Tenants displaced by Campbell River fire say landlords won't rent to them
CAMPBELL RIVER -- Tenants displaced by last week's apartment fire in Campbell River say they are feeling victimized once again, with many saying landlords won't rent to them because they lived in the building.
Rod Creelman says he was able to secure a new rental, but once it was discovered he had resided in the low-income building, the landlord turned him down.
"I talked with his wife and she was a go but then her husband called me back the next day," Creelman says. "As soon as he heard I was from that building he said, 'I'm sorry, this isn't going to work.' Click."
Creelman moved into the building at the corner of Dogwood Street and Ninth Avenue after his mother died and because he had a dog. He says potential landlords are grouping tenants from the apartment complex as being high-risk even though great efforts had been undertaken recently to improve the quality of renters there.
"We were cleaning the building up and it was 99.9 per cent clean," he says. "I judge the person, not the building. There's some of us that are hard-working and have jobs, like myself for nine years."

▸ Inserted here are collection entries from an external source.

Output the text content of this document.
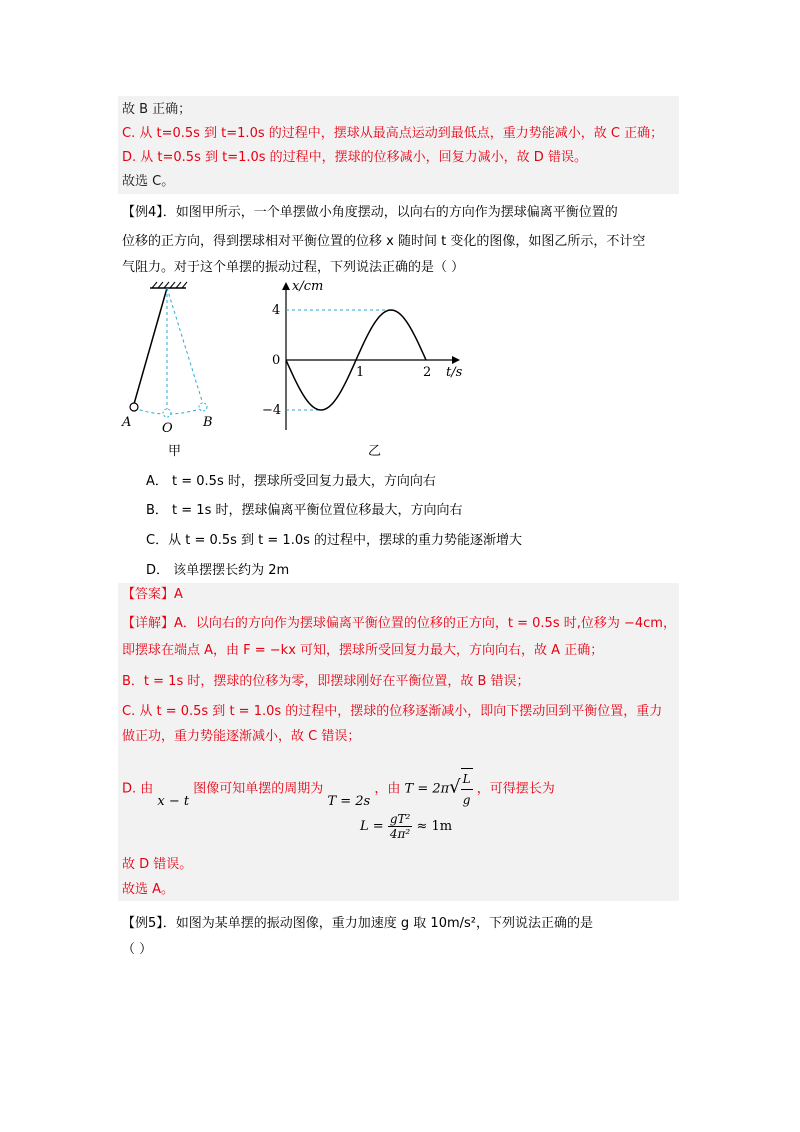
故 B 正确；
C. 从 t=0.5s 到 t=1.0s 的过程中，摆球从最高点运动到最低点，重力势能减小，故 C 正确；
D. 从 t=0.5s 到 t=1.0s 的过程中，摆球的位移减小，回复力减小，故 D 错误。
故选 C。
【例4】．如图甲所示，一个单摆做小角度摆动，以向右的方向作为摆球偏离平衡位置的
位移的正方向，得到摆球相对平衡位置的位移 x 随时间 t 变化的图像，如图乙所示，不计空
气阻力。对于这个单摆的振动过程，下列说法正确的是（ ）
A O B
甲
x/cm
t/s
4
0
−4
1	2
乙
A． t = 0.5s 时，摆球所受回复力最大，方向向右
B． t = 1s 时，摆球偏离平衡位置位移最大，方向向右
C．从 t = 0.5s 到 t = 1.0s 的过程中，摆球的重力势能逐渐增大
D． 该单摆摆长约为 2m
【答案】A
【详解】A．以向右的方向作为摆球偏离平衡位置的位移的正方向，t = 0.5s 时,位移为 −4cm，
即摆球在端点 A，由 F = −kx 可知，摆球所受回复力最大，方向向右，故 A 正确；
B．t = 1s 时，摆球的位移为零，即摆球刚好在平衡位置，故 B 错误；
C. 从 t = 0.5s 到 t = 1.0s 的过程中，摆球的位移逐渐减小，即向下摆动回到平衡位置，重力
做正功，重力势能逐渐减小，故 C 错误；
D. 由 x − t 图像可知单摆的周期为 T = 2s ，由 $T = 2\pi√ \frac{L}{g}$ ，可得摆长为
$L = \frac{\text{gT²}}{\text{4π²}} \approx 1m$
故 D 错误。
故选 A。
【例5】．如图为某单摆的振动图像，重力加速度 g 取 10m/s²，下列说法正确的是
（ ）
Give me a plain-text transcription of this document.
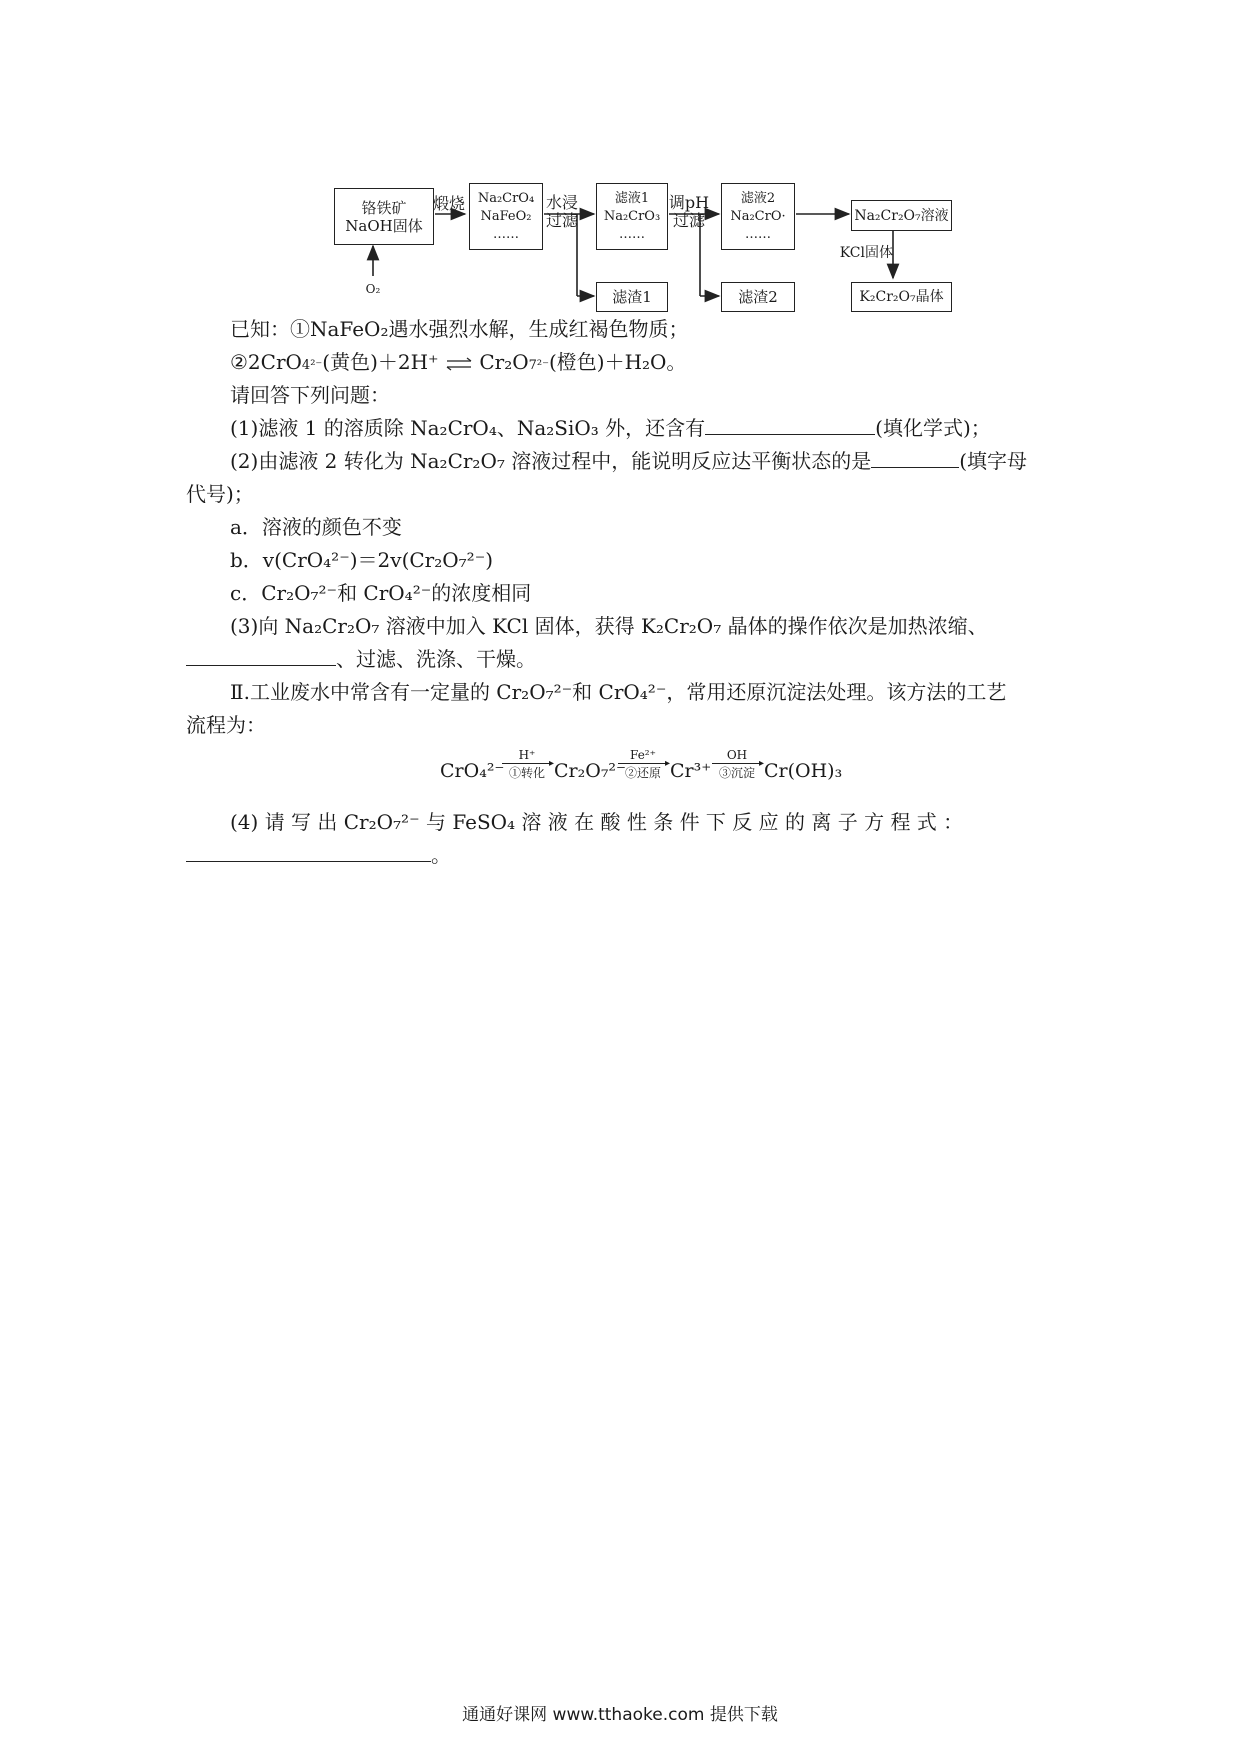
铬铁矿
NaOH固体
Na₂CrO₄
NaFeO₂
……
滤液1
Na₂CrO₃
……
滤液2
Na₂CrO·
……
Na₂Cr₂O₇溶液
滤渣1	滤渣2	K₂Cr₂O₇晶体
煅烧	水浸
过滤
调pH
过滤
KCl固体
O₂
已知：①NaFeO₂遇水强烈水解，生成红褐色物质；
②2CrO4²⁻(黄色)＋2H⁺ ⇌ Cr₂O7²⁻(橙色)＋H₂O。
请回答下列问题：
(1)滤液 1 的溶质除 Na₂CrO₄、Na₂SiO₃ 外，还含有	(填化学式)；
(2)由滤液 2 转化为 Na₂Cr₂O₇ 溶液过程中，能说明反应达平衡状态的是	(填字母
代号)；
a．溶液的颜色不变
b．v(CrO₄²⁻)＝2v(Cr₂O₇²⁻)
c．Cr₂O₇²⁻和 CrO₄²⁻的浓度相同
(3)向 Na₂Cr₂O₇ 溶液中加入 KCl 固体，获得 K₂Cr₂O₇ 晶体的操作依次是加热浓缩、
、过滤、洗涤、干燥。
Ⅱ.工业废水中常含有一定量的 Cr₂O₇²⁻和 CrO₄²⁻，常用还原沉淀法处理。该方法的工艺
流程为：
CrO₄²⁻
H⁺
▸
①转化 Cr₂O₇²⁻
Fe²⁺
▸
②还原 Cr³⁺
OH
▸
③沉淀 Cr(OH)₃
(4) 请 写 出 Cr₂O₇²⁻ 与 FeSO₄ 溶 液 在 酸 性 条 件 下 反 应 的 离 子 方 程 式 ：
。
通通好课网 www.tthaoke.com 提供下载
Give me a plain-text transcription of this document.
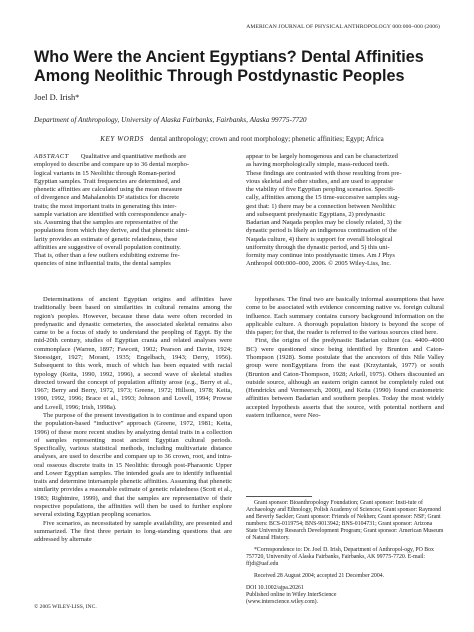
AMERICAN JOURNAL OF PHYSICAL ANTHROPOLOGY 000:000–000 (2006)
Who Were the Ancient Egyptians? Dental Affinities
Among Neolithic Through Postdynastic Peoples
Joel D. Irish*
Department of Anthropology, University of Alaska Fairbanks, Fairbanks, Alaska 99775-7720
KEY WORDS dental anthropology; crown and root morphology; phenetic affinities; Egypt; Africa
ABSTRACT Qualitative and quantitative methods are
employed to describe and compare up to 36 dental morpho-
logical variants in 15 Neolithic through Roman-period
Egyptian samples. Trait frequencies are determined, and
phenetic affinities are calculated using the mean measure
of divergence and Mahalanobis D² statistics for discrete
traits; the most important traits in generating this inter-
sample variation are identified with correspondence analy-
sis. Assuming that the samples are representative of the
populations from which they derive, and that phenetic simi-
larity provides an estimate of genetic relatedness, these
affinities are suggestive of overall population continuity.
That is, other than a few outliers exhibiting extreme fre-
quencies of nine influential traits, the dental samples
appear to be largely homogenous and can be characterized
as having morphologically simple, mass-reduced teeth.
These findings are contrasted with those resulting from pre-
vious skeletal and other studies, and are used to appraise
the viability of five Egyptian peopling scenarios. Specifi-
cally, affinities among the 15 time-successive samples sug-
gest that: 1) there may be a connection between Neolithic
and subsequent predynastic Egyptians, 2) predynastic
Badarian and Naqada peoples may be closely related, 3) the
dynastic period is likely an indigenous continuation of the
Naqada culture, 4) there is support for overall biological
uniformity through the dynastic period, and 5) this uni-
formity may continue into postdynastic times. Am J Phys
Anthropol 000:000–000, 2006. © 2005 Wiley-Liss, Inc.

Determinations of ancient Egyptian origins and affinities have traditionally been based on similarities in cultural remains among the region's peoples. However, because these data were often recorded in predynastic and dynastic cemeteries, the associated skeletal remains also came to be a focus of study to understand the peopling of Egypt. By the mid-20th century, studies of Egyptian crania and related analyses were commonplace (Warren, 1897; Fawcett, 1902; Pearson and Davin, 1924; Stoessiger, 1927; Morant, 1935; Engelbach, 1943; Derry, 1956). Subsequent to this work, much of which has been equated with racial typology (Keita, 1990, 1992, 1996), a second wave of skeletal studies directed toward the concept of population affinity arose (e.g., Berry et al., 1967; Berry and Berry, 1972, 1973; Greene, 1972; Hillson, 1978; Keita, 1990, 1992, 1996; Brace et al., 1993; Johnson and Lovell, 1994; Prowse and Lovell, 1996; Irish, 1998a).

The purpose of the present investigation is to continue and expand upon the population-based “inductive” approach (Greene, 1972, 1981; Keita, 1996) of these more recent studies by analyzing dental traits in a collection of samples representing most ancient Egyptian cultural periods. Specifically, various statistical methods, including multivariate distance analyses, are used to describe and compare up to 36 crown, root, and intra-oral osseous discrete traits in 15 Neolithic through post-Pharaonic Upper and Lower Egyptian samples. The intended goals are to identify influential traits and determine intersample phenetic affinities. Assuming that phenetic similarity provides a reasonable estimate of genetic relatedness (Scott et al., 1983; Rightmire, 1999), and that the samples are representative of their respective populations, the affinities will then be used to further explore several existing Egyptian peopling scenarios.

Five scenarios, as necessitated by sample availability, are presented and summarized. The first three pertain to long-standing questions that are addressed by alternate

hypotheses. The final two are basically informal assumptions that have come to be associated with evidence concerning native vs. foreign cultural influence. Each summary contains cursory background information on the applicable culture. A thorough population history is beyond the scope of this paper; for that, the reader is referred to the various sources cited here.

First, the origins of the predynastic Badarian culture (ca. 4400–4000 BC) were questioned since being identified by Brunton and Caton-Thompson (1928). Some postulate that the ancestors of this Nile Valley group were nonEgyptians from the east (Krzyżaniak, 1977) or south (Brunton and Caton-Thompson, 1928; Arkell, 1975). Others discounted an outside source, although an eastern origin cannot be completely ruled out (Hendrickx and Vermeersch, 2000), and Keita (1990) found craniometric affinities between Badarian and southern peoples. Today the most widely accepted hypothesis asserts that the source, with potential northern and eastern influence, were Neo-

Grant sponsor: Bioanthropology Foundation; Grant sponsor: Insti-tute of Archaeology and Ethnology, Polish Academy of Sciences; Grant sponsor: Raymond and Beverly Sackler; Grant sponsor: Friends of Nekhen; Grant sponsor: NSF; Grant numbers: BCS-0119754; BNS-9013942; BNS-0104731; Grant sponsor: Arizona State University Research Development Program; Grant sponsor: American Museum of Natural History.

*Correspondence to: Dr. Joel D. Irish, Department of Anthropol-ogy, PO Box 757720, University of Alaska Fairbanks, Fairbanks, AK 99775-7720. E-mail: ffjdi@uaf.edu

Received 28 August 2004; accepted 21 December 2004.

DOI 10.1002/ajpa.20261
Published online in Wiley InterScience
(www.interscience.wiley.com).

© 2005 WILEY-LISS, INC.
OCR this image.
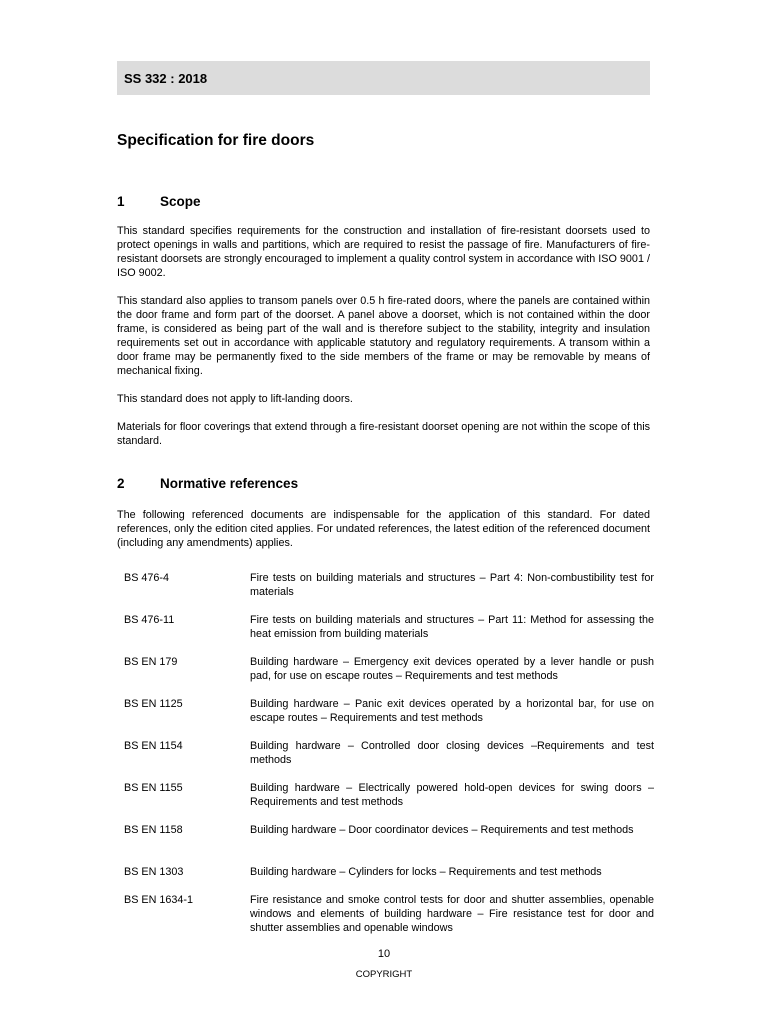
SS 332 : 2018
Specification for fire doors
1	Scope

This standard specifies requirements for the construction and installation of fire-resistant doorsets used to protect openings in walls and partitions, which are required to resist the passage of fire. Manufacturers of fire-resistant doorsets are strongly encouraged to implement a quality control system in accordance with ISO 9001 / ISO 9002.

This standard also applies to transom panels over 0.5 h fire-rated doors, where the panels are contained within the door frame and form part of the doorset. A panel above a doorset, which is not contained within the door frame, is considered as being part of the wall and is therefore subject to the stability, integrity and insulation requirements set out in accordance with applicable statutory and regulatory requirements. A transom within a door frame may be permanently fixed to the side members of the frame or may be removable by means of mechanical fixing.

This standard does not apply to lift-landing doors.

Materials for floor coverings that extend through a fire-resistant doorset opening are not within the scope of this standard.

2	Normative references

The following referenced documents are indispensable for the application of this standard. For dated references, only the edition cited applies. For undated references, the latest edition of the referenced document (including any amendments) applies.

BS 476-4	Fire tests on building materials and structures – Part 4: Non-combustibility test for materials
BS 476-11	Fire tests on building materials and structures – Part 11: Method for assessing the heat emission from building materials
BS EN 179	Building hardware – Emergency exit devices operated by a lever handle or push pad, for use on escape routes – Requirements and test methods
BS EN 1125	Building hardware – Panic exit devices operated by a horizontal bar, for use on escape routes – Requirements and test methods
BS EN 1154	Building hardware – Controlled door closing devices –Requirements and test methods
BS EN 1155	Building hardware – Electrically powered hold-open devices for swing doors – Requirements and test methods
BS EN 1158	Building hardware – Door coordinator devices – Requirements and test methods
BS EN 1303	Building hardware – Cylinders for locks – Requirements and test methods
BS EN 1634-1	Fire resistance and smoke control tests for door and shutter assemblies, openable windows and elements of building hardware – Fire resistance test for door and shutter assemblies and openable windows
10
COPYRIGHT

Maureen Hamilton says former tenants, especially Indigenous people, are being discriminated against and she herself is having problems finding a new home because of her disability following an illness.
"It's about people understanding that we've been through a major tragedy and that we are human and if they're willing to give us a chance they might just see how respectful and responsible we are and how much integrity many of us have," Hamilton says.
There has been some good news for tenants, however. They have been given a one-week extension for their stay at the Coast Discovery Inn Hotel and donations continue to roll in.
Diane Palmer has volunteered to coordinate donations and says contributions have been strong.
"The entire North Island has been hugely supportive," Palmer says. "They've all stepped up amazingly, as we knew they would in such a situation. But we are just really thrilled with the support."
She says immediate needs have been met for diapers and clothing, but says more is needed to help the 86 tenants preparing to transition to where they'll be living next.
"There's a need for backpacks, there's a need for luggage, bags, things that they can carry them in as well as possibly totes that they can keep their belongings in," she says.
She says gift cards and cellphones are in high demand right now.